O mundo era outro em 1989, quando cheguei a São Paulo para tentar a vida no teatro. Era muito menos complexo, mas muito mais fechado. Não existia teatro de grupo, não existia trânsito entre os que haviam chegado a algum lugar dentro do teatro e os que estavam começando. Até porque começar significava ter frequentado a Escola de Artes Dramáticas da USP ou ter tido a sorte de ser descoberto por algum diretor importante.
Não havia salas experimentais nem teatros pequenos. Ou era um teatrão de cortinas e poltronas de veludo vermelho, ou não havia teatro. Os Satyros se formaram nesse não-lugar. E era difícil furar a bolha. De certa forma, conseguimos.
Naquele tempo tivemos a bênção da Folha de S.Paulo, com Álvaro Machado e Antonio Gonçalves Filho. Mas antes mesmo disso, apareceu no nosso teatro uma crítica importante que, naquele momento, escrevia para a Tribuna de Santos e pesquisava o teatro de Antunes Filho.
Era Carmelinda Guimarães. Doutora em teatro pela ECA/USP, orientada por Sábato Magaldi. Uma mulher elegante, muito elegante, que morava na Vila Nova Conceição e logo se tornou nossa fã. Assistia a tudo o que fazíamos e escrevia críticas generosas e atentas. A partir desse momento, Carmelinda se tornaria uma figura fundamental no nosso trabalho. A ponto de batizar o nosso processo de pesquisa. O Teatro Veloz, a metodologia que mais tarde sistematizaríamos, recebeu esse nome dela. Dizia: “vocês são muito velozes, e para vocês, sistema de trabalho e vida são a mesma coisa.”
Foi ela, também, quem nos apresentou ao FITEI – o Festival Internacional de Expressão Ibérica do Porto – que nos convidou para apresentar “Saló, Salomé” em sua edição de 1992. Por causa dessa indicação fizemos um “exílio voluntário”, na terra de Camões.

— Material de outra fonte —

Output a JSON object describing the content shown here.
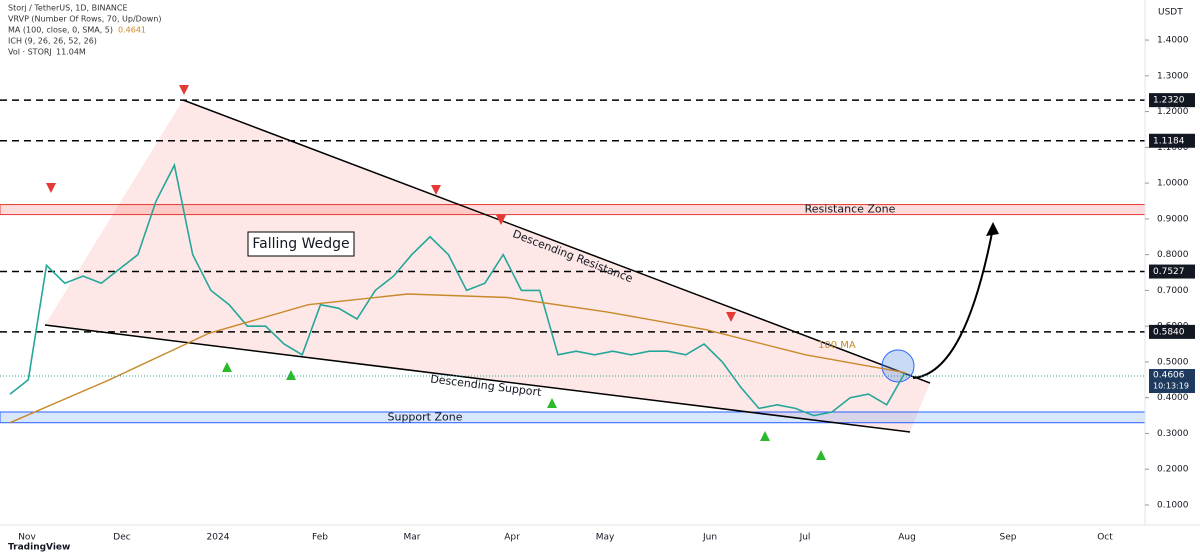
{
  "header": {
    "lines": [
      "Storj / TetherUS, 1D, BINANCE",
      "VRVP (Number Of Rows, 70, Up/Down)",
      "MA (100, close, 0, SMA, 5)",
      "ICH (9, 26, 26, 52, 26)",
      "Vol · STORJ"
    ],
    "ma_value": "0.4641",
    "vol_value": "11.04M"
  },
  "chart_data": {
    "type": "line",
    "currency": "USDT",
    "ylim": [
      0.044,
      1.512
    ],
    "yticks": [
      {
        "value": 1.4,
        "label": "1.4000"
      },
      {
        "value": 1.3,
        "label": "1.3000"
      },
      {
        "value": 1.2,
        "label": "1.2000"
      },
      {
        "value": 1.1,
        "label": "1.1000"
      },
      {
        "value": 1.0,
        "label": "1.0000"
      },
      {
        "value": 0.9,
        "label": "0.9000"
      },
      {
        "value": 0.8,
        "label": "0.8000"
      },
      {
        "value": 0.7,
        "label": "0.7000"
      },
      {
        "value": 0.6,
        "label": "0.6000"
      },
      {
        "value": 0.5,
        "label": "0.5000"
      },
      {
        "value": 0.4,
        "label": "0.4000"
      },
      {
        "value": 0.3,
        "label": "0.3000"
      },
      {
        "value": 0.2,
        "label": "0.2000"
      },
      {
        "value": 0.1,
        "label": "0.1000"
      }
    ],
    "x_labels": [
      "Nov",
      "Dec",
      "2024",
      "Feb",
      "Mar",
      "Apr",
      "May",
      "Jun",
      "Jul",
      "Aug",
      "Sep",
      "Oct"
    ],
    "series": [
      {
        "name": "STORJ/USDT",
        "color": "#26a69a",
        "values": [
          0.41,
          0.45,
          0.77,
          0.72,
          0.74,
          0.72,
          0.76,
          0.8,
          0.95,
          1.05,
          0.8,
          0.7,
          0.66,
          0.6,
          0.6,
          0.55,
          0.52,
          0.66,
          0.65,
          0.62,
          0.7,
          0.74,
          0.8,
          0.85,
          0.8,
          0.7,
          0.72,
          0.8,
          0.7,
          0.7,
          0.52,
          0.53,
          0.52,
          0.53,
          0.52,
          0.53,
          0.53,
          0.52,
          0.55,
          0.5,
          0.43,
          0.37,
          0.38,
          0.37,
          0.35,
          0.36,
          0.4,
          0.41,
          0.38,
          0.47
        ]
      },
      {
        "name": "100 MA",
        "color": "#c8892a",
        "values": [
          0.33,
          0.45,
          0.58,
          0.66,
          0.69,
          0.68,
          0.64,
          0.59,
          0.52,
          0.47
        ]
      }
    ],
    "levels": [
      {
        "value": 1.232,
        "label": "1.2320"
      },
      {
        "value": 1.1184,
        "label": "1.1184"
      },
      {
        "value": 0.7527,
        "label": "0.7527"
      },
      {
        "value": 0.584,
        "label": "0.5840"
      }
    ],
    "last_price": {
      "value": 0.4606,
      "label": "0.4606",
      "countdown": "10:13:19"
    },
    "zones": [
      {
        "name": "Resistance Zone",
        "range": [
          0.912,
          0.94
        ]
      },
      {
        "name": "Support Zone",
        "range": [
          0.33,
          0.36
        ]
      }
    ],
    "annotations": [
      "Falling Wedge",
      "Descending Resistance",
      "Descending Support"
    ],
    "brand": "TradingView"
  }
}
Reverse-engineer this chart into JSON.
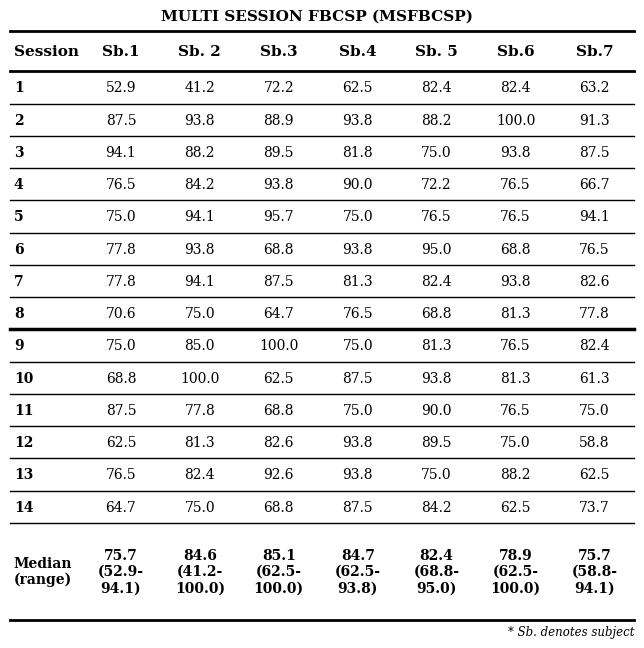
{
  "title": "MULTI SESSION FBCSP (MSFBCSP)",
  "columns": [
    "Session",
    "Sb.1",
    "Sb. 2",
    "Sb.3",
    "Sb.4",
    "Sb. 5",
    "Sb.6",
    "Sb.7"
  ],
  "rows": [
    [
      "1",
      "52.9",
      "41.2",
      "72.2",
      "62.5",
      "82.4",
      "82.4",
      "63.2"
    ],
    [
      "2",
      "87.5",
      "93.8",
      "88.9",
      "93.8",
      "88.2",
      "100.0",
      "91.3"
    ],
    [
      "3",
      "94.1",
      "88.2",
      "89.5",
      "81.8",
      "75.0",
      "93.8",
      "87.5"
    ],
    [
      "4",
      "76.5",
      "84.2",
      "93.8",
      "90.0",
      "72.2",
      "76.5",
      "66.7"
    ],
    [
      "5",
      "75.0",
      "94.1",
      "95.7",
      "75.0",
      "76.5",
      "76.5",
      "94.1"
    ],
    [
      "6",
      "77.8",
      "93.8",
      "68.8",
      "93.8",
      "95.0",
      "68.8",
      "76.5"
    ],
    [
      "7",
      "77.8",
      "94.1",
      "87.5",
      "81.3",
      "82.4",
      "93.8",
      "82.6"
    ],
    [
      "8",
      "70.6",
      "75.0",
      "64.7",
      "76.5",
      "68.8",
      "81.3",
      "77.8"
    ],
    [
      "9",
      "75.0",
      "85.0",
      "100.0",
      "75.0",
      "81.3",
      "76.5",
      "82.4"
    ],
    [
      "10",
      "68.8",
      "100.0",
      "62.5",
      "87.5",
      "93.8",
      "81.3",
      "61.3"
    ],
    [
      "11",
      "87.5",
      "77.8",
      "68.8",
      "75.0",
      "90.0",
      "76.5",
      "75.0"
    ],
    [
      "12",
      "62.5",
      "81.3",
      "82.6",
      "93.8",
      "89.5",
      "75.0",
      "58.8"
    ],
    [
      "13",
      "76.5",
      "82.4",
      "92.6",
      "93.8",
      "75.0",
      "88.2",
      "62.5"
    ],
    [
      "14",
      "64.7",
      "75.0",
      "68.8",
      "87.5",
      "84.2",
      "62.5",
      "73.7"
    ]
  ],
  "median_row": [
    "Median\n(range)",
    "75.7\n(52.9-\n94.1)",
    "84.6\n(41.2-\n100.0)",
    "85.1\n(62.5-\n100.0)",
    "84.7\n(62.5-\n93.8)",
    "82.4\n(68.8-\n95.0)",
    "78.9\n(62.5-\n100.0)",
    "75.7\n(58.8-\n94.1)"
  ],
  "footnote": "* Sb. denotes subject",
  "bg_color": "#ffffff",
  "text_color": "#000000",
  "header_fontsize": 11,
  "body_fontsize": 10,
  "title_fontsize": 11
}
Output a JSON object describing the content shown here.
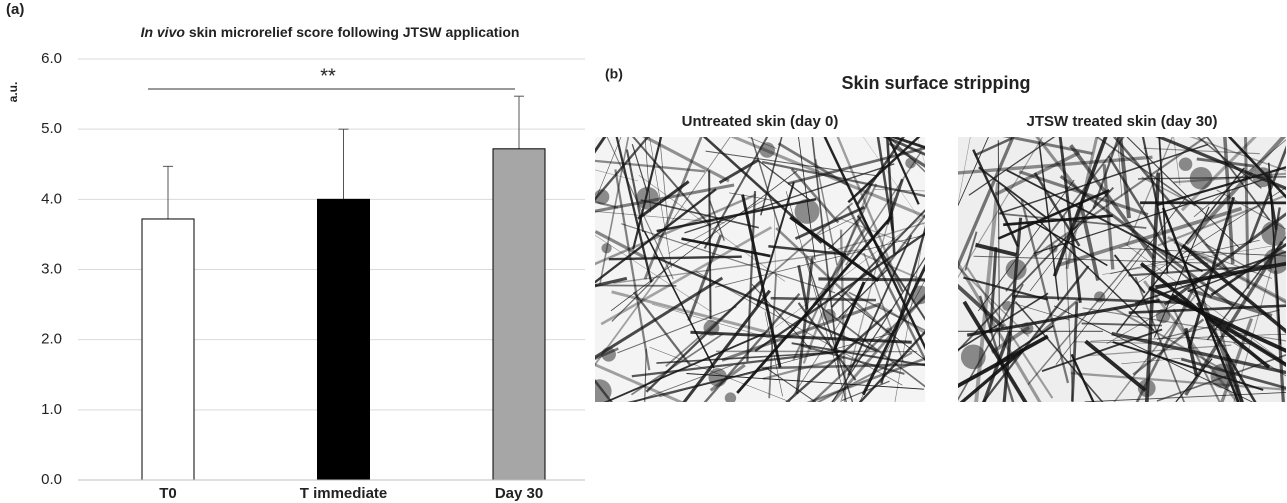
{
  "panel_a_label": "(a)",
  "chart_data": {
    "type": "bar",
    "title_italic": "In vivo",
    "title": "skin microrelief score following  JTSW application",
    "y_label": "a.u.",
    "categories": [
      "T0",
      "T immediate",
      "Day 30"
    ],
    "values": [
      3.72,
      4.0,
      4.72
    ],
    "errors": [
      0.75,
      1.0,
      0.75
    ],
    "colors": [
      "#ffffff",
      "#000000",
      "#a6a6a6"
    ],
    "ylim": [
      0,
      6
    ],
    "yticks": [
      {
        "value": 0,
        "label": "0.0"
      },
      {
        "value": 1,
        "label": "1.0"
      },
      {
        "value": 2,
        "label": "2.0"
      },
      {
        "value": 3,
        "label": "3.0"
      },
      {
        "value": 4,
        "label": "4.0"
      },
      {
        "value": 5,
        "label": "5.0"
      },
      {
        "value": 6,
        "label": "6.0"
      }
    ],
    "grid": true,
    "annotation": "**"
  },
  "panel_b": {
    "label": "(b)",
    "title": "Skin surface stripping",
    "images": [
      {
        "caption": "Untreated skin (day 0)"
      },
      {
        "caption": "JTSW treated skin (day 30)"
      }
    ]
  }
}
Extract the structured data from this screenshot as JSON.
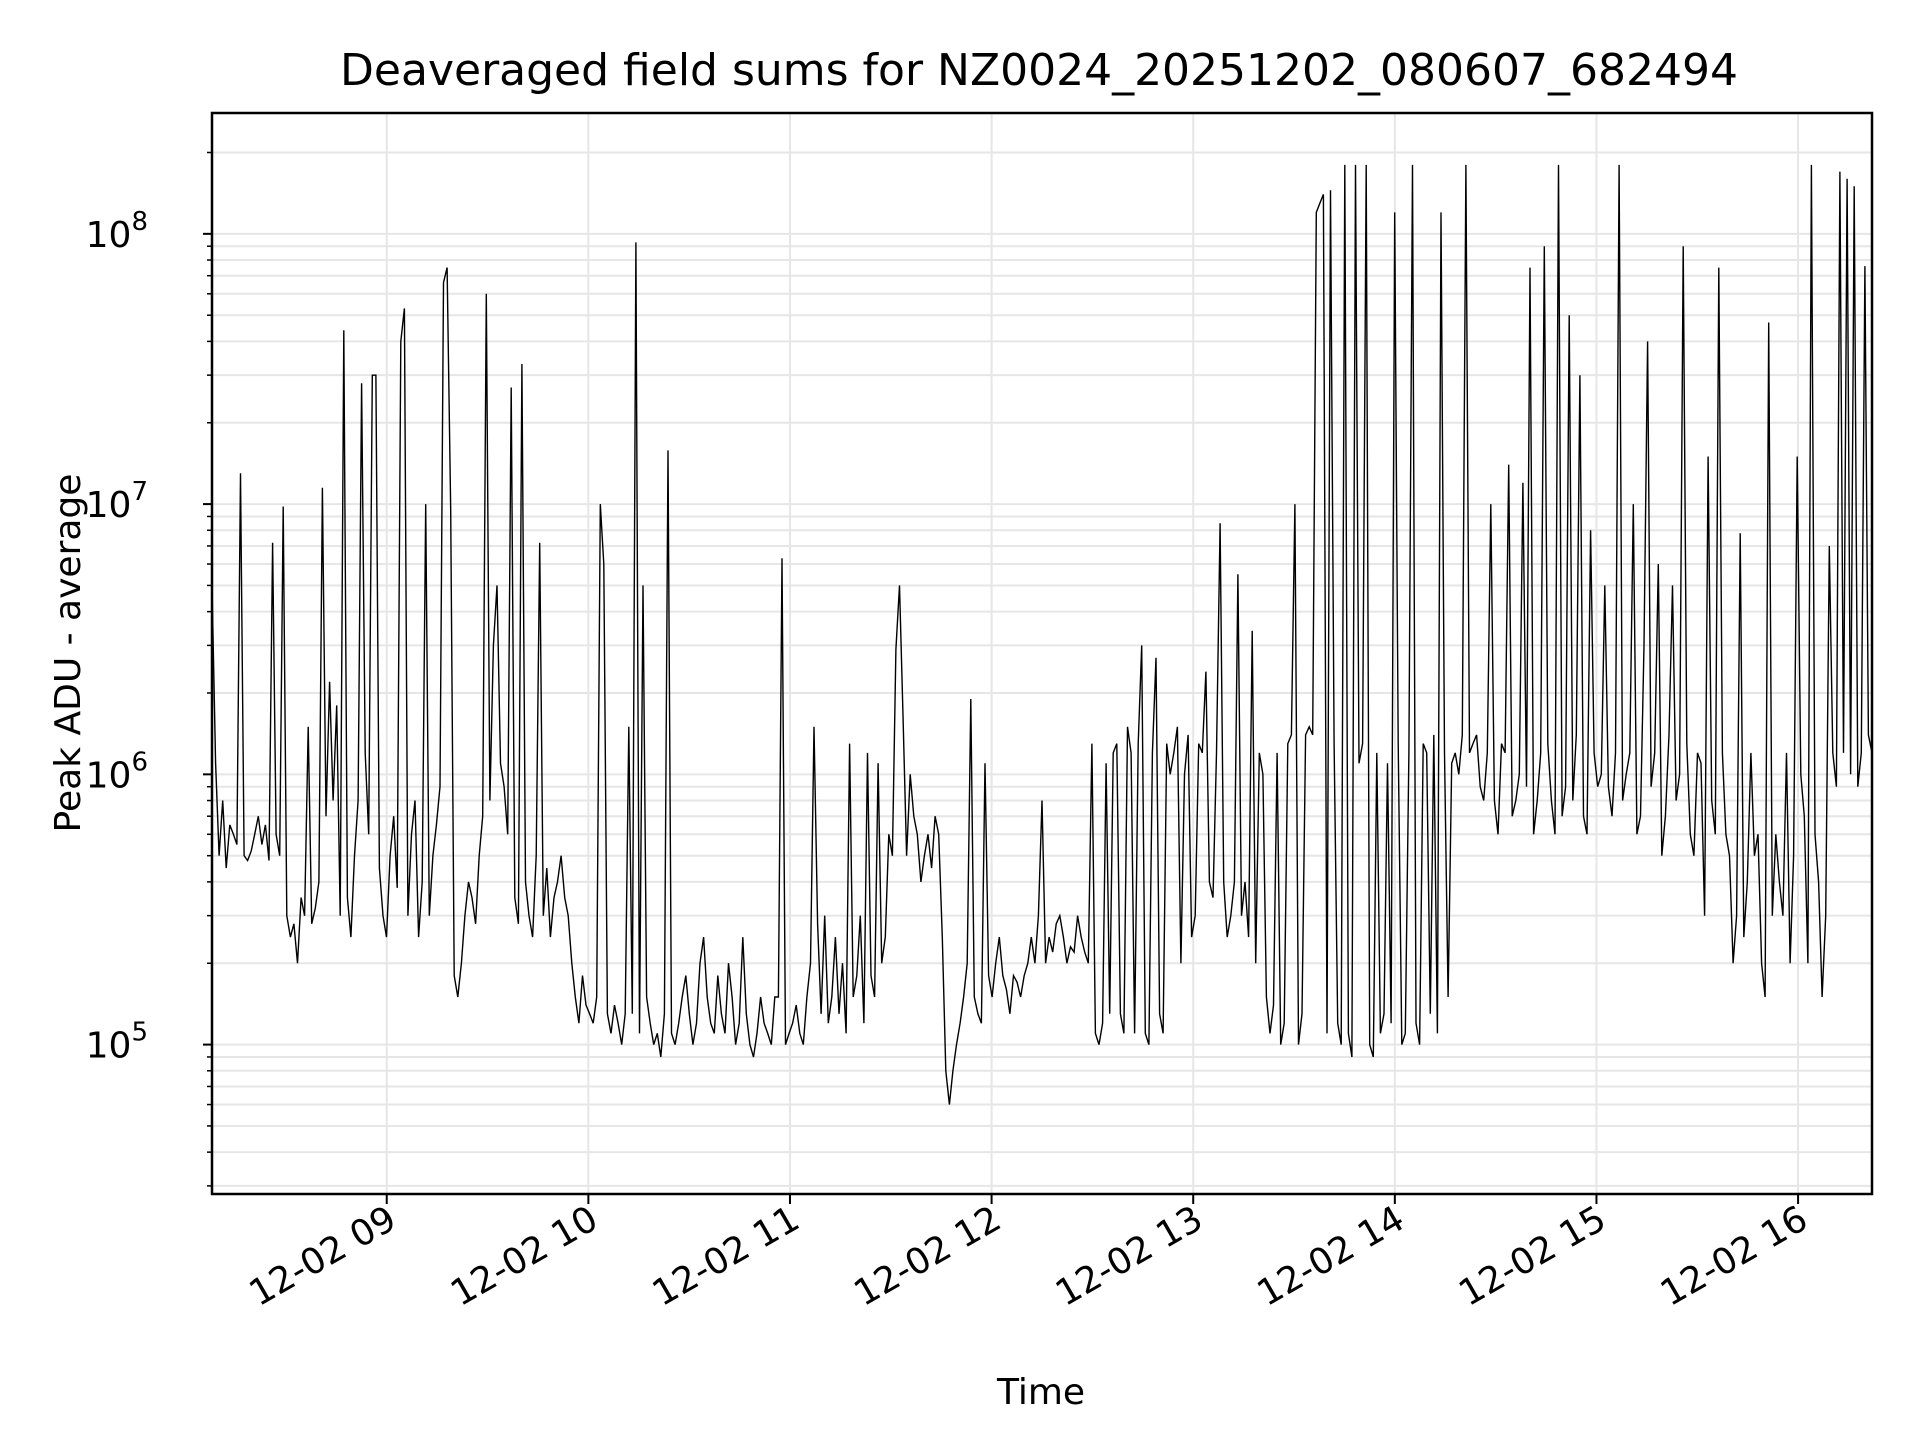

Ficamos em Portugal por sete anos! E que lindo que foi!
Em 1994, em plena Copa do Mundo, Carmelinda nos visitou em Portugal. Assistimos juntos à final entre Brasil e Itália, no quarto do hotel onde ela estava hospedada, em Almada. É impossível esquecer a cena. O Brasil, a bola, nós exilados, e ela – tão elegante – sentada na beirada da cama, torcendo junto com a gente. Quer dizer… elegante só até a primeira taça de vinho. Porque ficamos bêbados, e o que se seguiu virou uma daquelas boas histórias. A certa altura, Carmelinda se empolgou tanto que acabamos todos rolando pelo chão quando o Brasil se sagrou campeão.
Depois que voltamos a São Paulo, já na Praça Roosevelt, Carmelinda ainda se tornaria nossa espectadora mais querida. Mas aos poucos foi deixando de ir, até que desapareceu. Não falávamos com ela há muitos anos. Lembro que chegou a participar de alguma mesa de discussão na SP Escola de Teatro, logo no início da fundação da escola. Depois disso, nunca mais nos falamos.
De vez em quando eu me lembrava dela, pensava em procurá-la, mas a gente vai se perdendo das coisas e das pessoas, não é?
Hoje, entro no Facebook e fico sabendo de sua partida.
Foi-se uma mulher que amava o teatro e que fez dele também a sua morada. Uma mulher elegante, muito elegante, como as palavras que ela escrevia sobre nós. Carmelinda não apenas assistia aos nossos espetáculos. Ela nos via, nos escutava, nos devolvia em suas críticas uma imagem nossa que às vezes nem sabíamos ter. Em cada texto dela havia algo de abrigo e de espelho, um cuidado que atravessava a cena e chegava até a alma. Ela nos ensinou que a crítica também pode ser gesto de amor, de cumplicidade, de resistência. Hoje, penso nela e sinto que ainda habita cada fileira vazia, cada canto de palco onde alguém ousa sonhar. Porque quem ama o teatro assim não vai embora de verdade. Fica por aqui, soprando leve nas cortinas, sentado em silêncio entre os espectadores, sustentando a delicadeza das memórias e o peso do que foi vivido.